+ XIII. ONE FINE DAY : What If ེ ོ

118 23 49
                                    

🌌 serein















































Suatu hari, di tempat nan jauh di sana.

Ketika kata 'Seandainya' berdiri apik di depan segalanya.

Seandainya...

"Elano lama banget, ngapain aja sih?!" Sakura marah-marah, matanya memelototi Elano yang malah cengengesan seakan tak bersalah.

Pagi ini, seharusnya seluruh mahasiswa tahun terakhir termasuk Sakura dan Elano datang sedikit lebih awal ke gedung tempat acara krusial ini dimulai. Wisuda. Mereka akan berwisuda hari ini.

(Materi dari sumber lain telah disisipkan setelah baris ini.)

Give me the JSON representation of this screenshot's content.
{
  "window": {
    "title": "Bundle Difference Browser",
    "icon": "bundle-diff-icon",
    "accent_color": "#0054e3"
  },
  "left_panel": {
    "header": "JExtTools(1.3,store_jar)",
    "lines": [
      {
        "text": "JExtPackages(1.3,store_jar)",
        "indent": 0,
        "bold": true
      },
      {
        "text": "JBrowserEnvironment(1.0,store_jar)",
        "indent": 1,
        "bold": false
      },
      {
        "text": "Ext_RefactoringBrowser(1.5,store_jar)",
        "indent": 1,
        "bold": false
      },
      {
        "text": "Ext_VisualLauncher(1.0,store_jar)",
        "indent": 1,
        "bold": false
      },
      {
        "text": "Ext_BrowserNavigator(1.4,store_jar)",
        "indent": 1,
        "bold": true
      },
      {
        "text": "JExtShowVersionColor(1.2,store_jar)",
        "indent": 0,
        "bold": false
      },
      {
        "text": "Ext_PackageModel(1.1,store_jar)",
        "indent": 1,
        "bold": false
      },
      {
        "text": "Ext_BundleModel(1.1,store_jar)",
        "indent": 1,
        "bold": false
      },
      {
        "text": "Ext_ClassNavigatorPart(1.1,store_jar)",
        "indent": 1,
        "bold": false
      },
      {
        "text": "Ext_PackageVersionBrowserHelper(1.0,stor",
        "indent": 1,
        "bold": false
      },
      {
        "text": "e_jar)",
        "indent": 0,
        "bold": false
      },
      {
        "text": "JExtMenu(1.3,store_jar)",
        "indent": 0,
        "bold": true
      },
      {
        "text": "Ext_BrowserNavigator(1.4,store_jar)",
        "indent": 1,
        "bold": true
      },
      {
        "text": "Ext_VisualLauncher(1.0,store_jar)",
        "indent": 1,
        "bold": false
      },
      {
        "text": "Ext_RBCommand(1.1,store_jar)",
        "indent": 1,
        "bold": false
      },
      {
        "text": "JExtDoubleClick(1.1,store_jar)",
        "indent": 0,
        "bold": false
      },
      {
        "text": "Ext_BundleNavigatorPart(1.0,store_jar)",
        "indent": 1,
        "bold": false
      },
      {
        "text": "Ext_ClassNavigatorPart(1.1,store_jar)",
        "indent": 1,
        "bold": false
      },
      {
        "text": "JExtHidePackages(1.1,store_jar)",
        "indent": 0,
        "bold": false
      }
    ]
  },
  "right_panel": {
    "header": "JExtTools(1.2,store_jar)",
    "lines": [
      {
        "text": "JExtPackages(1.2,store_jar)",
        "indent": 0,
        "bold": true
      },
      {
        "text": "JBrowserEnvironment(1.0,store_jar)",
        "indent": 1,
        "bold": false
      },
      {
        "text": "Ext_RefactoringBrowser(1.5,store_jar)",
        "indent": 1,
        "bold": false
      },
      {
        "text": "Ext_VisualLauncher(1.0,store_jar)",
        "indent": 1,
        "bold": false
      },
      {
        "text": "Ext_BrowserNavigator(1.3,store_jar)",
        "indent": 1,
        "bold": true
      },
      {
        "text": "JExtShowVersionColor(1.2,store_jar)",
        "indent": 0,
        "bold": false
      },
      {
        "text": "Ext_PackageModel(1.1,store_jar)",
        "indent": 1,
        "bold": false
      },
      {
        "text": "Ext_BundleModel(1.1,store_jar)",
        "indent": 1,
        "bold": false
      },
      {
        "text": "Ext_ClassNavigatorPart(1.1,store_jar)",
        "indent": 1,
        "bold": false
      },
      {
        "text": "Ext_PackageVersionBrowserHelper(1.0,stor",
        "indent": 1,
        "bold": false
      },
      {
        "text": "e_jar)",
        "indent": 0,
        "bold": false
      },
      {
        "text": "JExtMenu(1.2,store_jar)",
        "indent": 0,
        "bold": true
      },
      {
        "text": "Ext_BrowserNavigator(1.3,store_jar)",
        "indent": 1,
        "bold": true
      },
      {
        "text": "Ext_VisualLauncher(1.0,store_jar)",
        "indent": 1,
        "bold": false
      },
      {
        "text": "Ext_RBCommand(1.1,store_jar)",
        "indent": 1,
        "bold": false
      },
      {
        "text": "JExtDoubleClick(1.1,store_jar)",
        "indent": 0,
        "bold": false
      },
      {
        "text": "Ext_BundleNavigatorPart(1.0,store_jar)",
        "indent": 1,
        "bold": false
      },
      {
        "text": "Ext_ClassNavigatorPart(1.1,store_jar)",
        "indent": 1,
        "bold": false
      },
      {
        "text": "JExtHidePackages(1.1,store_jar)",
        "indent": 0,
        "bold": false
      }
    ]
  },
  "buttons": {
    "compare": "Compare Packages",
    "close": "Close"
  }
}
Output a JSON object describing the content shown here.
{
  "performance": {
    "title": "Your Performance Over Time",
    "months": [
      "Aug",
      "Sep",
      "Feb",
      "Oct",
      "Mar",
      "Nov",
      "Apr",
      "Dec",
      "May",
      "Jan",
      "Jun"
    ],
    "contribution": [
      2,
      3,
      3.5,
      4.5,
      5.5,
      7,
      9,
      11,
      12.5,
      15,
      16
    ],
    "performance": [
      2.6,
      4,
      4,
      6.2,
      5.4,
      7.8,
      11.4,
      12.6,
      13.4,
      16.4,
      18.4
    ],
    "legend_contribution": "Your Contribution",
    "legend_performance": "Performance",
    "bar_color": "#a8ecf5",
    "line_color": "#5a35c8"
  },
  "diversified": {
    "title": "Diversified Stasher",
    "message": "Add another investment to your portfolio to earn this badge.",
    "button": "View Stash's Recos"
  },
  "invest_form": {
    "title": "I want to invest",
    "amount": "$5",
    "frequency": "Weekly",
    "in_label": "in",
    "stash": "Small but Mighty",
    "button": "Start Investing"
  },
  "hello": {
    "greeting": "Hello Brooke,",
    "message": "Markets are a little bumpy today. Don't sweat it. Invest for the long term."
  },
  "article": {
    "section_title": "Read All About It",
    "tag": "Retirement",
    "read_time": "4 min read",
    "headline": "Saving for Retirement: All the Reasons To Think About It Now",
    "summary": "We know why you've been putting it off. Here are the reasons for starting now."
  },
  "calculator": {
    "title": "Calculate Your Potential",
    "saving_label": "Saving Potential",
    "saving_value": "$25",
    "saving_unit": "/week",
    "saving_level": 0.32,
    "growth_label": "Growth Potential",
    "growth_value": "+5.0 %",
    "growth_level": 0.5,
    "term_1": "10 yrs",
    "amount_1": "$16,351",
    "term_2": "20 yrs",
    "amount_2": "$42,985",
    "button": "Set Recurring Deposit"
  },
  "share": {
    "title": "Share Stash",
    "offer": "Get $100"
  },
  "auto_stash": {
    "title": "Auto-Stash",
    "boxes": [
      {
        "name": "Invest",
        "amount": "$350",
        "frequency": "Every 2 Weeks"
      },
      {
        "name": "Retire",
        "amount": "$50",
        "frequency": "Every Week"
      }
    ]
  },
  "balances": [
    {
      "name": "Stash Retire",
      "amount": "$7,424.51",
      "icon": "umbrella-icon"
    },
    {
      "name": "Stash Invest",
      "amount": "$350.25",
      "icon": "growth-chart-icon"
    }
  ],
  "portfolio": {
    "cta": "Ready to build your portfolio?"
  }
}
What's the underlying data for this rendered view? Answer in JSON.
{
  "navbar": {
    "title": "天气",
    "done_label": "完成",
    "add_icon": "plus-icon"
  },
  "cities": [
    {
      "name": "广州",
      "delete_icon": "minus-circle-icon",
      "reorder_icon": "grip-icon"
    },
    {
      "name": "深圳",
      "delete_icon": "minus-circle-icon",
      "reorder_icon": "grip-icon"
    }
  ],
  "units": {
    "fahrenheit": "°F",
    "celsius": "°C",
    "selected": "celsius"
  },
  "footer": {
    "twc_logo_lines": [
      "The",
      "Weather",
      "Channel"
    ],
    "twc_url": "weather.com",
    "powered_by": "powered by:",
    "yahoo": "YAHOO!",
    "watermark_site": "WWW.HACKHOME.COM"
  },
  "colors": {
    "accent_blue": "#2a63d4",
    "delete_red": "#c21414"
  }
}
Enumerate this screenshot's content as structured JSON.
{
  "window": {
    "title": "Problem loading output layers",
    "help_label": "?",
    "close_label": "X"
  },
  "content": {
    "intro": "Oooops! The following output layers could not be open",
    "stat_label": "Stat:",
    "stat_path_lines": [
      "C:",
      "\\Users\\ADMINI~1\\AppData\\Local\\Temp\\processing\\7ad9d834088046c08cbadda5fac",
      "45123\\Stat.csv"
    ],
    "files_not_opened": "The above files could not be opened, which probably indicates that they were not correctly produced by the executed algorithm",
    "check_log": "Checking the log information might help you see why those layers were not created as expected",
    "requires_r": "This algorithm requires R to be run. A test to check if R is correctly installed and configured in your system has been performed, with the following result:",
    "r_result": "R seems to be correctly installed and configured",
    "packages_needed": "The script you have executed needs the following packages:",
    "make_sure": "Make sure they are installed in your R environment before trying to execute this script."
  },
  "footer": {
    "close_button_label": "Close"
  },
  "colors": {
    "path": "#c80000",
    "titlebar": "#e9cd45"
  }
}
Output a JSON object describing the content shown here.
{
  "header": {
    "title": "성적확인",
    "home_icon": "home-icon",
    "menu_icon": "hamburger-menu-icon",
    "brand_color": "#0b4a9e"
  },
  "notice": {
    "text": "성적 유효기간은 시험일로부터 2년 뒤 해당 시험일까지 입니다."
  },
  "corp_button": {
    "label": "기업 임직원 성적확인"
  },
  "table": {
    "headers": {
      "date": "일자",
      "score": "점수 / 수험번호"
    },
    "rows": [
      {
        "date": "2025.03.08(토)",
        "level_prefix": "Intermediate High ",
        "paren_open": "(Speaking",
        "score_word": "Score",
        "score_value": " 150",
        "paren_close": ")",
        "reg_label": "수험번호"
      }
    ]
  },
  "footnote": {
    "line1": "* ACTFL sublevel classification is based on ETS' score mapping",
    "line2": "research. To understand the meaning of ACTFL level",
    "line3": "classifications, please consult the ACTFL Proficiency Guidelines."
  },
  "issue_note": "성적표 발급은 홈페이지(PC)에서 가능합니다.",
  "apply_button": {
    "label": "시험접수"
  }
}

Namun, lihat saja. Bagaimana Elano yang masih menyisiri rambut berlapis pomade dengan santainya. Menghadap cermin seukuran tubuh dengan parfum maskulin favorit Sakura menguar dari tubuhnya.

Gadis itu dibuat tak habis pikir, bisa-bisanya Elano membuatnya datang dengan menggunakan taksi yang mana ia sendiri sulit untuk berjalan dikarenakan pakaian yang ia kenakan hanya untuk menghampiri Elano yang masih sibuk merias diri, padahal jelas-jelas lelaki itu sudah berjanji untuk menjemputnya pagi ini. Seharusnya, setengah jam yang lalu. Oh iya, ini Elano, jangan lagi percaya janjinya.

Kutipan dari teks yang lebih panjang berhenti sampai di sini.